All Ethernet link these days are full duplex, so collision avoidance such as CSMA-/CA/CD are a thing of the past since about 15 years I would say: Ethernet is not a shared media (like is air for Wi-Fi), and there simply isn't any collision, so no need to avoid it. Did you get that "non-deterministic because of CSMA-/CA/CD" from a book or teacher? Then those would need a serious update.
(And so no, the collision risk and its avoidance mechanism is not the cause of "current Ethernet Technology and it's non-deterministic behavior", especially not with the word "current".)

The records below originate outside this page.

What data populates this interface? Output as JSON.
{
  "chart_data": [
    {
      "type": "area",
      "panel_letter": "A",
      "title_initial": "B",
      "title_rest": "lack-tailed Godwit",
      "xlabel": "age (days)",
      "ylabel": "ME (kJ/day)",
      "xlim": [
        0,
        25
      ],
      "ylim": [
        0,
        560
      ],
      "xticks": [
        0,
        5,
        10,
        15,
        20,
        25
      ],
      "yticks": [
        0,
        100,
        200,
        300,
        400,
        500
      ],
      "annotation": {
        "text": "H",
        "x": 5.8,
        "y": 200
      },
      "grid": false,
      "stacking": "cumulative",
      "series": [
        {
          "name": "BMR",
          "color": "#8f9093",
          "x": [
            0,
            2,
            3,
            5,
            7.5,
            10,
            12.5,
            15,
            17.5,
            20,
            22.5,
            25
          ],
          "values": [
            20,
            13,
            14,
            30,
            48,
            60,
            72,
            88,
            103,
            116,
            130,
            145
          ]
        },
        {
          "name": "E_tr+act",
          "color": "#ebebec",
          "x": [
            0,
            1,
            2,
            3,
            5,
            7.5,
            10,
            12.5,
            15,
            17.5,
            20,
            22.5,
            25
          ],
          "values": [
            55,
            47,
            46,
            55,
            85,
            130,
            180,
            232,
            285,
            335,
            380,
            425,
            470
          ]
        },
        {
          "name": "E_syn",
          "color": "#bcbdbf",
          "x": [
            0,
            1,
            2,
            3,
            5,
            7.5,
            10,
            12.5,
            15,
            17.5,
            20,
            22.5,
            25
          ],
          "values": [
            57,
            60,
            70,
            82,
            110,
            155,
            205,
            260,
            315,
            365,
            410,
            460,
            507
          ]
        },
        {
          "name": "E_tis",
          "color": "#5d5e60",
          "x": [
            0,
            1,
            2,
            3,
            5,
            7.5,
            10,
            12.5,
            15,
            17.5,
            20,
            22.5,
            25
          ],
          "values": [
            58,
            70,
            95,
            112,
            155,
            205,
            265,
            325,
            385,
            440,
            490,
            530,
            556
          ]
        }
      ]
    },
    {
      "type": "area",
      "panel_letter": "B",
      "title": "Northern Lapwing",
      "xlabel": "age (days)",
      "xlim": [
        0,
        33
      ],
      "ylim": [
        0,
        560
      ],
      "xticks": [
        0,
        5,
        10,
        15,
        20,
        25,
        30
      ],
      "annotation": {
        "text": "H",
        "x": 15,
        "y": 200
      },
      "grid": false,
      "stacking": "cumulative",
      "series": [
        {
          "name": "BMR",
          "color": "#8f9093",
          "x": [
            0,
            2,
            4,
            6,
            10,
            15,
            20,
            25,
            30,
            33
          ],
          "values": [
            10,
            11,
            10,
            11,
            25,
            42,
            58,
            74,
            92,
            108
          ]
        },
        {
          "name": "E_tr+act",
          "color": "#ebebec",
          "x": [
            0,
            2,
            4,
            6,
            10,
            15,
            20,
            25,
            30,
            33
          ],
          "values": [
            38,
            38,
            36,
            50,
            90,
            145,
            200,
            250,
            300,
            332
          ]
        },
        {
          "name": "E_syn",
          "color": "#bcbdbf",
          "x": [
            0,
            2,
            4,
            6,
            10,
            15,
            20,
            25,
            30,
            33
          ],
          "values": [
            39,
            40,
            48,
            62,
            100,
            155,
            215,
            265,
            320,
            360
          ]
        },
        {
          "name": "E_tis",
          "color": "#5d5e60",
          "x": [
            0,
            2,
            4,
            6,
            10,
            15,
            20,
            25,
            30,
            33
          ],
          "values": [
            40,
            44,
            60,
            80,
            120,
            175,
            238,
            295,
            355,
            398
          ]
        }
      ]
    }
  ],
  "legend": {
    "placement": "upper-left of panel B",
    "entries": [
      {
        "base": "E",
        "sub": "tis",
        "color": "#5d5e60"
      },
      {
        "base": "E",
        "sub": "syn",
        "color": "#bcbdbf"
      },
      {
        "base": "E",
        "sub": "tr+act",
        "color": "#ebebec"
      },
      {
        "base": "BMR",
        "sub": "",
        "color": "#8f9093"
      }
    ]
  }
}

About TSN (Time Sensitive Networking): TSN is just the new name for an IEEE 802 task sub-group that was first called AVB for "Audio Video Bridging", as you can see from here (2005 or 2008 to 2012):
Note: The Audio/Video Bridging Task Group was renamed the
"Time-Sensitive Networking Task Group" in November, 2012. Please refer
to that page for further information. The rest of this page has been
preserved it existed at that time, without some obsolete meeting
The change was made to reflect its now broader perspective: not only for Pro Audio/Video distribution use, but also to automotive, and latter industrial applications as well. So the work continues here:
As a result, you'll actually find most information about the fundamentals of TSN by googling "Ethernet AVB" rather than "Ethernet TSN". The wikipedia page, carefully maintained by people directly involved with the technology, is a good start:
Also, as with every technology, there is a technical side, that's the IEEE AVB->TSN group, and there is a marketing side, taking care of branding, use-cases, and (very important) certification programs to label and guarantee the interoperability of products, to have a healthy ecosystem. For AVB/TSN, this marketing side is handled by the AVnu Alliance SIG (Special Interest Group), founded in 2009:
There too, you can find a lot of information in the knowledge base section of the web site (technologies, whitepapers, specifications, FAQs): why was it made (what is the problem to solve), how does it work, what are the use cases in the various fields it targets.
Some final words:
AVB/TSN it is not a single protocol, but rather a set of protocols, put together with possible variants according to the use case. Example: originally designed with auto-configuration/plug and play' built in (geared towards sound engineers, without the need for network engineers), its automotive profile rather use static configuration (because of reduced boot and configuration time, lesser code/hardware for reduced cost embedded devices, and you're not going to change a car networking topology nor roles of the nodes everyday anyway).
And that makes a BIG pile of standards: the base IEEE AVB standards put together, the last one published in 2013 IIRC, where already about 1,500 pages, and TSN is now expanding that. Distribution of a common wall-clock to participants, which is a prior need to synchronization, with sub-microsecond range of precision, is a big, complex problem in itself to start with . Be it with a static clock device reference ("PTP master") in IEEE 1588, and even more with a elected, and then constantly monitored and possibly re-elected GM ("Grand Master) via a BMCA (Best master clock algorithm) as in IEEE 802.1AS.
Also, all this require implementation not only in the end nodes, but also in the switches (bridges), which takes an active part in it at pretty much every level (clocking, but also bandwidth reservation, then admission and traffic shaping). So part of the standards are relevant to nodes, others to the bridges.
So all this is really quite big and complex, and going from 1,500 pages (which I once read from cover to cover) - and it's now more than that - to "briefly explain how TSN could change or enhance timing, synchronization, how is it related to IEEE 1588 (PTP) etc ?" is a bit challenging... especially the "etc" part... :-)
Hope these few pointers help though.